Ich liebe ja die indische Küche. Früher habe ich mich nur selten daran gewagt von Rezepten abzuweichen und eigene Gerichte zu erschaffen. Dank meiner Vorliebe für indische Currys bin ich jedoch mittlerweile mutiger geworden. Wer die ein oder andere Kombination von Gemüsesorten ausprobiert hat und sich mit verschiedenen Currymischungen, Pasten etc. vertraut gemacht hat, der bekommt langsam das Gefühl für gute Kombinationen. Angesichts eines Berges von verschiedenem Gemüse das vor dem dahinwelken gerettet werden musste und der Ankündigung von Besuch, bin ich mal wieder mutig gewesen und habe ich ein leckeres Curry Rezept kreiert.

Meine Zutaten:

  • ein Hokkaido Kürbis
  • eine Zwiebel
  • eine Knoblauchzehe
  • eine Sellerieknolle
  • eine Hand voll Tomaten
  • 2 Tassen grüne Linsen
  • Basmatireis
  • eine Dose Kokosmilch
  • Salz, Currymischung 
  • 2 EL Öl

Die Linsen waschen und nach Packungsanleitung kochen – in diesem Fall in der doppelten Menge Wasser ca. 30 Min köcheln.
Während die Linsen köcheln könnt ihr schonmal den Reis aufsetzen.

Das Gemüse waschen und kleinschneiden. Öl erhitzen und 2 EL Currygewürzmischung zugeben. Wenn der Duft der Gewürze in eure Nase aufsteigt, zuerst Zwiebeln, Knoblauch, Sellerie und Kürbis in einem Topf anbraten. Nach ein paar Minuten wenn die Zwiebeln glasig sind die Tomaten und eine Dose Kokosmilch hinzufügen. Den Topf mit einem Deckel verschließen und ca. 15-20 Min köcheln lassen.

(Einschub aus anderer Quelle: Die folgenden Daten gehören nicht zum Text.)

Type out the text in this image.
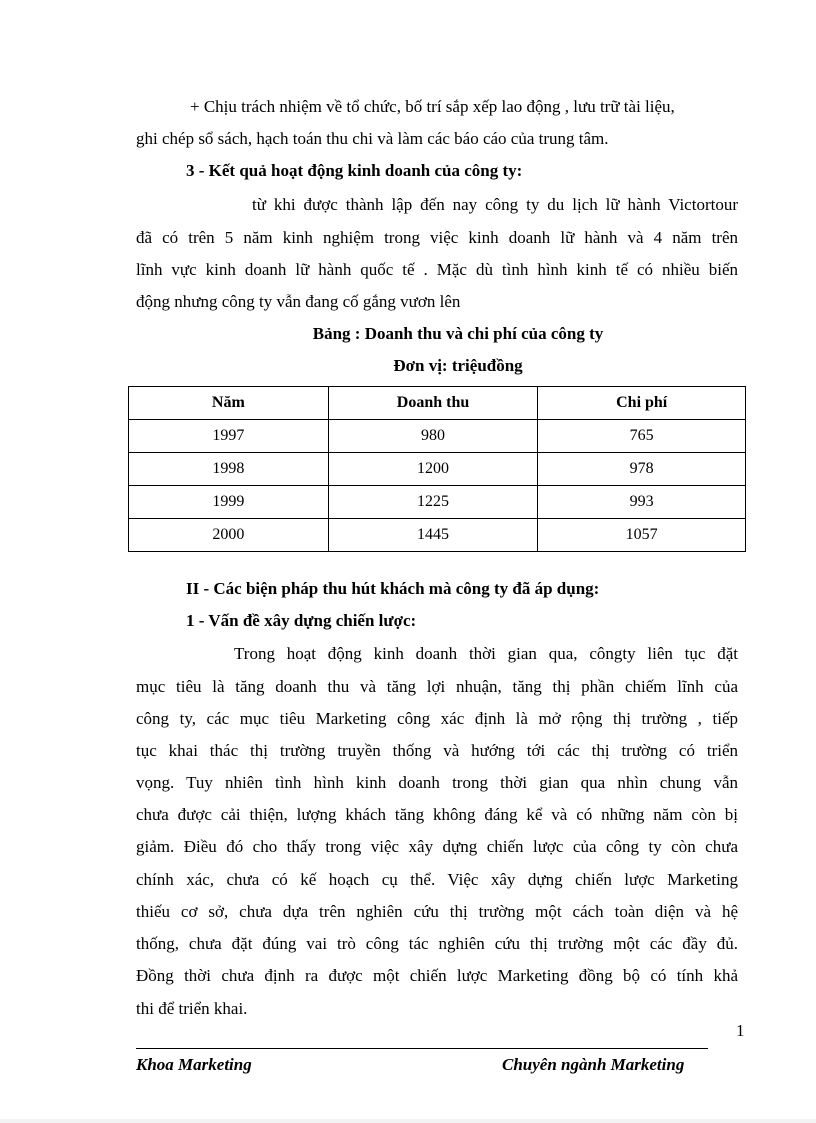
+ Chịu trách nhiệm về tổ chức, bố trí sắp xếp lao động , lưu trữ tài liệu,
ghi chép sổ sách, hạch toán thu chi và làm các báo cáo của trung tâm.
3 - Kết quả hoạt động kinh doanh của công ty:
từ khi được thành lập đến nay công ty du lịch lữ hành Victortour
đã có trên 5 năm kinh nghiệm trong việc kinh doanh lữ hành và 4 năm trên
lĩnh vực kinh doanh lữ hành quốc tế . Mặc dù tình hình kinh tế có nhiều biến
động nhưng công ty vẫn đang cố gắng vươn lên
Bảng : Doanh thu và chi phí của công ty
Đơn vị: triệuđồng
Năm	Doanh thu	Chi phí
1997	980	765
1998	1200	978
1999	1225	993
2000	1445	1057
II - Các biện pháp thu hút khách mà công ty đã áp dụng:
1 - Vấn đề xây dựng chiến lược:
Trong hoạt động kinh doanh thời gian qua, côngty liên tục đặt
mục tiêu là tăng doanh thu và tăng lợi nhuận, tăng thị phần chiếm lĩnh của
công ty, các mục tiêu Marketing công xác định là mở rộng thị trường , tiếp
tục khai thác thị trường truyền thống và hướng tới các thị trường có triển
vọng. Tuy nhiên tình hình kinh doanh trong thời gian qua nhìn chung vẫn
chưa được cải thiện, lượng khách tăng không đáng kể và có những năm còn bị
giảm. Điều đó cho thấy trong việc xây dựng chiến lược của công ty còn chưa
chính xác, chưa có kế hoạch cụ thể. Việc xây dựng chiến lược Marketing
thiếu cơ sở, chưa dựa trên nghiên cứu thị trường một cách toàn diện và hệ
thống, chưa đặt đúng vai trò công tác nghiên cứu thị trường một các đầy đủ.
Đồng thời chưa định ra được một chiến lược Marketing đồng bộ có tính khả
thi để triển khai.
1
Khoa Marketing	Chuyên ngành Marketing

Wenn das Gemüse weichgekocht ist, kann es in einem Standmixer oder mit einem Pürierstab zu einer cremigen Suppe verarbeitet werden.

Zum Abschluss die Suppe mit den Linsen vermengen. Mit Salz und evtl. Sojasoße, weiterem Currygewürz oder frischen Kräutern abschmecken. Auf dem Reis anrichten und guten Appetit :)

Zeitaufwand ca. 45 Minuten

Dieses Curry eignet sich prima als Resteverwertung. Ihr könnt den Kürbis und auch die Linsen durch andere Sorten ersetzen, der Sellerie ist optional, natürlich können Menge von Knoblauch, Zwiebeln und Tomaten variieren. Auch Wurzelgemüse wie Möhren oder Kartoffeln könnten als Grundlage für die Soße dienen. Wer keine Kokosmilch im Haus hat kann stattdessen Gemüsebrühe nehmen.